Today is Mother’s Day, although in my Chinese classroom, it’s really been a week of Mother’s Day activities for my students. My Mother’s Day lessons focus on the history of the day ( how it came about and current Mom’s Day celebrations around the world), an article entitled “A Mother’s Letter to the World” and finally, we make cards for our mothers or a special friend/relative/teacher who is a mother. (A few students have lost their moms to illnesses, the mom has left them as children or they have strained relationships with their parent so I make sure to give another option.)
After cards are completed, the students take cell phone pictures and selfies to send to their moms.

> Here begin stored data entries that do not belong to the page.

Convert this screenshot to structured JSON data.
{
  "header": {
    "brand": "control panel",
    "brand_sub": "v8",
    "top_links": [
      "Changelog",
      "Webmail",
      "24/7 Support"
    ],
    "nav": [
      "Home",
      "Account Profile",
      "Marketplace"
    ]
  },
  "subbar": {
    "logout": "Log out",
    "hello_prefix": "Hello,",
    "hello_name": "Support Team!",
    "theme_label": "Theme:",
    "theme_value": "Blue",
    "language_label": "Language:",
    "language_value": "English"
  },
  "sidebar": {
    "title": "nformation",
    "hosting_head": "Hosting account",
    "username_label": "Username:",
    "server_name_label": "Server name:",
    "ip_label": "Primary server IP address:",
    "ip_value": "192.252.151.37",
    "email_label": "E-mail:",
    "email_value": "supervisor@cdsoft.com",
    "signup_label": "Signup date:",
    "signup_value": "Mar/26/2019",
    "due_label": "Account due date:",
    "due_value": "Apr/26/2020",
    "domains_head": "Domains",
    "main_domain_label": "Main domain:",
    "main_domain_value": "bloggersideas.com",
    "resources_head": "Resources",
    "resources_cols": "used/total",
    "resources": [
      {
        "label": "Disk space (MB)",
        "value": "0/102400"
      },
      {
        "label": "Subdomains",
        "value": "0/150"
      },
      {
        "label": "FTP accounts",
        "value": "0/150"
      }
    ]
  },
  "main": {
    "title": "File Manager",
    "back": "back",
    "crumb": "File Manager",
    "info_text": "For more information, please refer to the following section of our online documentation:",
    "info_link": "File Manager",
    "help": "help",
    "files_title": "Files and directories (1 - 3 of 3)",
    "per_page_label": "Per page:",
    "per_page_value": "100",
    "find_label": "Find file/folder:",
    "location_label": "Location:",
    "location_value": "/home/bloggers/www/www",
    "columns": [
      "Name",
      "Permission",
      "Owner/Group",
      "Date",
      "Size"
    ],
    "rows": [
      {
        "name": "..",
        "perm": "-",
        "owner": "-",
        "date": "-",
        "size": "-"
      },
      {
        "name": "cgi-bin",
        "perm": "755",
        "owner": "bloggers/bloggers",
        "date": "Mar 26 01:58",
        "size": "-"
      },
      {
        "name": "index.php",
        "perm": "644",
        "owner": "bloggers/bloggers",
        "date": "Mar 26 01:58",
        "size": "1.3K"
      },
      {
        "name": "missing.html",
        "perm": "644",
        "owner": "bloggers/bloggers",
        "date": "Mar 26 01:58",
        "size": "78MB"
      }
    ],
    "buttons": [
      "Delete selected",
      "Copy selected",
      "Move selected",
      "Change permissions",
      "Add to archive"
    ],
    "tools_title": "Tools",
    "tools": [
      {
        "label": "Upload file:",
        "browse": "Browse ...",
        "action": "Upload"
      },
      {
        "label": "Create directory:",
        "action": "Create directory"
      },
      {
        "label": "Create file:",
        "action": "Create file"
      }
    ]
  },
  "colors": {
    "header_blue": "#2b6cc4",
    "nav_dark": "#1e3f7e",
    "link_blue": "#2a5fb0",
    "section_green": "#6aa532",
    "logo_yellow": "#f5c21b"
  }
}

Since everyone in China has a cell phone now, including even grandparents, it’s easy to send notes, messages, postings and pictures to anyone across the country, or even the world.
On one side, the students are instructed to write only in English. On the other, it’s Chinese. Here are a few pictures from our week together with one of my second year classes.
History of Mother’s Day
Although I’ve posted this before, I’ll do it again here for those who don’t want to dig through previous posts to find it. Here is our Mother’s Day History reading, a U.S. holiday that is celebrating 102 years now and has spread to many other countries as well.
The earliest Mother’s Day celebrations can be traced back to the spring celebrations of ancient Greece, honoring Rhea, the Mother of the Gods. Early Christians celebrated the festival in honor of Mary, the Mother of Jesus Christ.
In England in the 1600s, the celebration included all mothers. This was called “Mothering Sunday”. Besides attending church, children returned home from the cities with gifts, flowers, and special Mothering Day cakes that were important parts of the celebration.
Mother’s Day in the United States dates back to 1872. It was started by Julia Ward Howe. At that time, she was famous for writing the words to a patriotic song called the “Battle Hymn of the Republic.” Ms. Howe suggested there be a day for peace. She organized women to hold Mother’s Day meetings every year in the city of Boston, Massachusetts.
In 1907, Ana Jarvis (a school teacher from the city, Philadelphia) began encouraging people to establish a national Mother’s Day. Ms. Jarvis asked her mother’s church to celebrate Mother’s Day on the second anniversary of her mother’s death. This day was on the 2nd Sunday of May. The next year, Mother’s Day was also celebrated all over the city of Philadelphia.
Soon, Ms. Jarvis and her supporters began to write to religious leaders, businessmen, and politicians to ask for a national Mother’s Day. By 1911, Mother’s Day was celebrated in almost every state in America. In 1914, President Woodrow Wilson made it official by proclaiming Mother’s Day a national holiday that was to be held each year on the 2nd Sunday of May.
This year in America, Mother’s Day is Sunday, May 8.
In America, mothers are treated very specially. Churches and cities sometimes hold a Mother-Daughter banquet in the evening for mothers and their daughters. Food is served and afterwards, fun activities are played and prizes given. Husbands and children (old and young) take their mothers out to eat at nice restaurants. Cards, flowers and small gifts are presented to mothers on this day as well. Countries such as Denmark, Finland, Italy, Turkey, Australia, and Belgium also celebrate Mother’s Day on the second Sunday of May.
And now, we can add China to this list! Enjoy your day, Moms everywhere. Here’s wishing you Ping An (Peace) for your special day.
You always are so thoughtful in your class presentations….remembering that not all have the loving relationship with their mom.